At the hot extreme, heatstroke may occur, which, if prolonged as a core temperature 40 °C or higher can damage your brain, heart, kidneys and muscles. Because it has the most stringent requirements for running its metabolism, the brain is most sensitive to these extremes of temperature, and individuals often exhibit signs of disorientation and diminished mental competence in both situations: heatstroke and hypothermia. Without external intervention, death is usually the outcome, as illustrated by possibly as many as 70,000 European heatstroke deaths in the terrible summer of 2003. The forecast is that extreme heat is regularly expected for forthcoming European summers.
Such extreme fluctuation around a set point generally indicates a system in distress, one whose normal internal controls have become inadequate to cope with external physical situations. For example, the repeated cycles of “chills and sweats” often symptomatic of flu (influenza) represent an example of an impaired thermo-regulation system, which isn’t controlling body temperature as well as usual; this involves viruses, your immune system and your brain. In extremely stressful conditions, what might be normal oscillatory behavior for some body systems can also sometimes change into less predictable behavior. (One possible outcome is chaotic behavior, a mathematically described situation — known to occur in damaged hearts — that is not the same as random behavior, and that is beyond the scope of this discussion.)
Extreme Weather and Our Planet’s Stressed Control Systems
Although the parameters are far more complex than for body-temperature regulation, and the control systems are more poorly understood and less predictable, the general idea of a complex system fluctuating more extremely than usual tends to reveal a system in some state of altered regulatory competence. If your home heating system begins to show less-reliable behavior, you would certainly try to repair it, possibly beginning with complete replacement of its thermostat.
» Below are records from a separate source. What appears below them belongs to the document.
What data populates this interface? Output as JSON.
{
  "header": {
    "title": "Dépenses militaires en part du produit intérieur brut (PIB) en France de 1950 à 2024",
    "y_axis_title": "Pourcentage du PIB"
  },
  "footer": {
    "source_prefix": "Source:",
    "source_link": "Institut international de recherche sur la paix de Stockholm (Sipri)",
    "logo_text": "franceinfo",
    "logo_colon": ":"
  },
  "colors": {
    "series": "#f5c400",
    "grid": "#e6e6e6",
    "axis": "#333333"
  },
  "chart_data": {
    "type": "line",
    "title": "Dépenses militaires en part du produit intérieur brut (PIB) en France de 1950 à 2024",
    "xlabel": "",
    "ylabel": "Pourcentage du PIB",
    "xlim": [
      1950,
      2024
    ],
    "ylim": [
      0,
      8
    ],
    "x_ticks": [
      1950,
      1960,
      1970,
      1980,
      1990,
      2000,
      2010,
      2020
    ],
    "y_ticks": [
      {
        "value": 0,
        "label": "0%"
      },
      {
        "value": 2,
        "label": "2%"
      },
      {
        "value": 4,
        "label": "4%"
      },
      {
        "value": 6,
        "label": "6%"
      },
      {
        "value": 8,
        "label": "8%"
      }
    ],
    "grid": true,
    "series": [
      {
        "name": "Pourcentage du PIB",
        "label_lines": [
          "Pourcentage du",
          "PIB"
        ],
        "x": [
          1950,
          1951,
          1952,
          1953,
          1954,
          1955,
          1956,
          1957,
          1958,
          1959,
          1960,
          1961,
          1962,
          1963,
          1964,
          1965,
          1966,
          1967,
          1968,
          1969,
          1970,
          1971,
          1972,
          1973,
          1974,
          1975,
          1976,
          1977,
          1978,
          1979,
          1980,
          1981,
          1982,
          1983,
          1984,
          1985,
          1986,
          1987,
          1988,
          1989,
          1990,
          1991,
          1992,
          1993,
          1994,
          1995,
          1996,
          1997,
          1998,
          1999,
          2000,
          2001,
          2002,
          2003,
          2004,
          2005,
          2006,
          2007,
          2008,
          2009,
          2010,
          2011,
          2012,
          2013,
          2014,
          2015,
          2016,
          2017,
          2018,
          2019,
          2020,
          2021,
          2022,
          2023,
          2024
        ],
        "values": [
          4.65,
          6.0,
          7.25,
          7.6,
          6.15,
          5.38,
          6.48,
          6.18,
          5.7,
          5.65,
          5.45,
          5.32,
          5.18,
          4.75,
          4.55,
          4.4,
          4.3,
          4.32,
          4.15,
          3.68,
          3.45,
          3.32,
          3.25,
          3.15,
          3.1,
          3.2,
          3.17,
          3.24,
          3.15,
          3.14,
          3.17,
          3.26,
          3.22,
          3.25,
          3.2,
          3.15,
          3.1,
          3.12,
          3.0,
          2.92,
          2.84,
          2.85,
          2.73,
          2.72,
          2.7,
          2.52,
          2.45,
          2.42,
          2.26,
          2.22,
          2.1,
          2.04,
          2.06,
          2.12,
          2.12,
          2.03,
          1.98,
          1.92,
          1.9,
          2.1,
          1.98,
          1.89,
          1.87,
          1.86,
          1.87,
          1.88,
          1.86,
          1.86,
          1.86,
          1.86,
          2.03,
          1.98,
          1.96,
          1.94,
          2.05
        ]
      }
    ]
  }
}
With respect to Mother Earth, so many human-provoked changes have occurred in its subsystems — from the rise in atmospheric greenhouse gases engendering both atmospheric heating and acidified oceans (with acidic contributions by sulfur oxides from centuries of coal burning), to plastic pollution of those oceans, to deforestation, and wide-scale toxicity to ecosystems by industrial waste, herbicides, and pesticides. To propose that more-extreme fluctuation of planetary weather-control may point to a compromised ability of planetary feedback-control systems to restrict such excessive fluctuation is a reasonable, albeit disturbing explanation for what appears to be increased prevalence of extreme weather. From extreme arctic freezes four months after summer heat waves, droughts, and wildfires, as well as for other extreme weather events such as the succession of horribly destructive tropical storms of summer/autumn 2017, it’s conceivable that planetary control mechanisms have been altered by the cumulative environmental stresses of human occupancy on earth.
So, respectfully, President Trump and Senator Inhofe, the current freeze isn’t likely to be a sign that global warming is a hoax, but, in addition to being just short-term weather in a long-term system, could also be a harbinger of an altered planetary weather-control system.
It would be lovely if our politicians and their corporate masters could become better versed in science before running-out streams of 140-character drivel or pointing to snowballs as significant evidence of anything other than a local snowfall or an old freezer in need of defrosting.